AUSTRALIAN prospector and mining entrepreneur Mark Creasy has spoken out about government regulations making it hard for explorers and prospectors to break new ground in WA.
Speaking at the launch of The Miners — Stories from the Industry that Drives Modern Australia by veteran mining journalist Barry Avery, Mr Creasy expressed candid opinions on the future of mineral exploration and development in Australia, and the evolution of the resources sector in recent decades.
“Exploration prospecting is, on the average, a losing business,” Mr Creasy said.

“But if you’re going to encourage people to invest – whether it’s their labour or their capital – you need to try and keep the costs of entry as low as possible.
“Our governments compete to make it as hard as possible. Not a good move.” Mr Creasy said he believed there was still plenty of exploration potential in WA, but it would become more and more expensive to realise.

“I’m not saying the days of Paddy Hannan [a prospector who discovered gold in Kalgoorlie 120 years ago] are over.
There are definitely going to be outcrops of economic mineralisation on the surface to be found by people just bashing rock, but increasingly it is going to be about looking undercover.”
Mr Creasy said investment in exploration therefore needed to be encouraged.

“When I started, governments had created an environment where they tried to make it as easy as possible for people to go out there – prospect, risk their capital, risk their labour. These days they make it difficult,” he said.
“When I started it cost you $0.50 to get a miners right. You could go anywhere you liked; it took six weeks after pegging, say, a gold mining lease, to get it granted.
These days years elapse and every delay costs money.”

Mr Creasy is credited with some of Australia’s largest mineral discoveries, including the Jundee gold mine and the Bronzewing deposit, as well as the recent game-changing Nova-Bollinger nickel deposit.
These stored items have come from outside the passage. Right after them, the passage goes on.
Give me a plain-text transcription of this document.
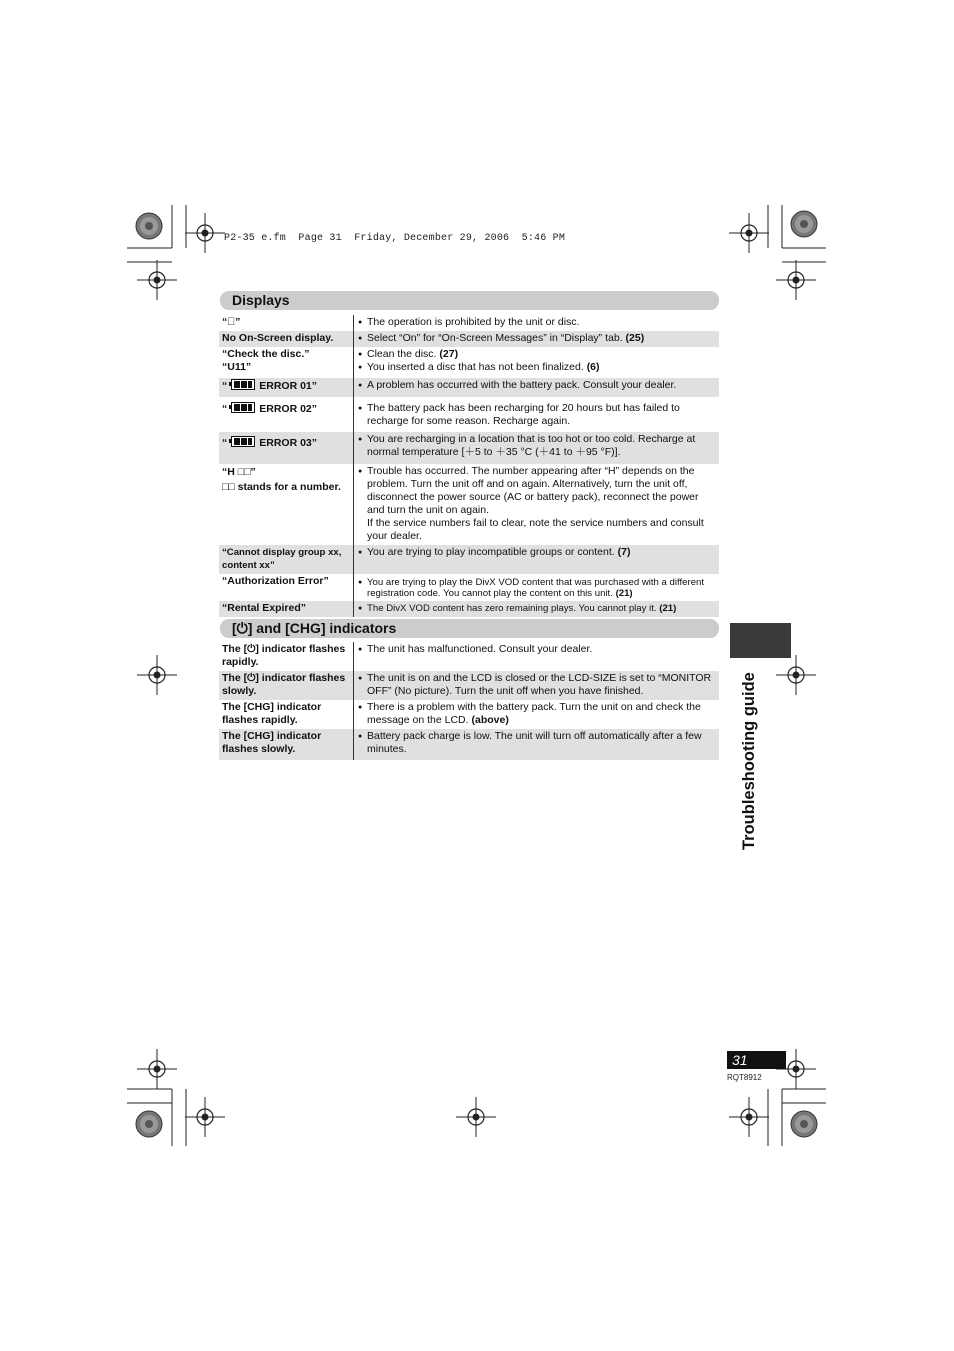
P2-35 e.fm  Page 31  Friday, December 29, 2006  5:46 PM
Displays
“⃠”	● The operation is prohibited by the unit or disc.

No On-Screen display.	● Select “On” for “On-Screen Messages” in “Display” tab. (25)

“Check the disc.”
“U11”	● Clean the disc. (27)
● You inserted a disc that has not been finalized. (6)

“ ERROR 01”	● A problem has occurred with the battery pack. Consult your dealer.

“ ERROR 02”	● The battery pack has been recharging for 20 hours but has failed to recharge for some reason. Recharge again.

“ ERROR 03”	● You are recharging in a location that is too hot or too cold. Recharge at normal temperature [＋5 to ＋35 °C (＋41 to ＋95 °F)].

“H □□”
□□ stands for a number.	● Trouble has occurred. The number appearing after “H” depends on the problem. Turn the unit off and on again. Alternatively, turn the unit off, disconnect the power source (AC or battery pack), reconnect the power and turn the unit on again.
If the service numbers fail to clear, note the service numbers and consult your dealer.

“Cannot display group xx, content xx”	● You are trying to play incompatible groups or content. (7)

“Authorization Error”	● You are trying to play the DivX VOD content that was purchased with a different registration code. You cannot play the content on this unit. (21)

“Rental Expired”	● The DivX VOD content has zero remaining plays. You cannot play it. (21)
[⏻] and [CHG] indicators
The [⏻] indicator flashes rapidly.	● The unit has malfunctioned. Consult your dealer.

The [⏻] indicator flashes slowly.	● The unit is on and the LCD is closed or the LCD-SIZE is set to “MONITOR OFF” (No picture). Turn the unit off when you have finished.

The [CHG] indicator flashes rapidly.	● There is a problem with the battery pack. Turn the unit on and check the message on the LCD. (above)

The [CHG] indicator flashes slowly.	● Battery pack charge is low. The unit will turn off automatically after a few minutes.	Troubleshooting guide
31
RQT8912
Nova-Bollinger, within Sirius Resources’ Fraser Range project, is a magmatic nickel sulphide deposit; a style never before seen in Australia, likened to Canada’s Thompson Belt.
“People keep on talking about the last frontier, and every time the last frontier is found, guess what – there’s another frontier,” he said.
“So the Fraser Range is, at the moment, the last frontier.”

Mr Creasy said that while the Thomspon Belt had 10 nickel mines, the Fraser Range only had one (in development) – posing the question of whether or not Sirius could find another deposit suitable for mining and replicate the success of the Thompson Belt.
“I’m the eternal optimist…we’re going to do our level best.”

The Miners is described as a “warts and all” look at the resources sector, with contributions from Atlas Iron chairman David Flannagan, Fortescue Metals Group chairman Andrew Forrest and Association of Mining & Exploration Companies chief executive Simon Bennison.
Proceeds from the sale of the book will be donated to the Starlight Children’s Foundation.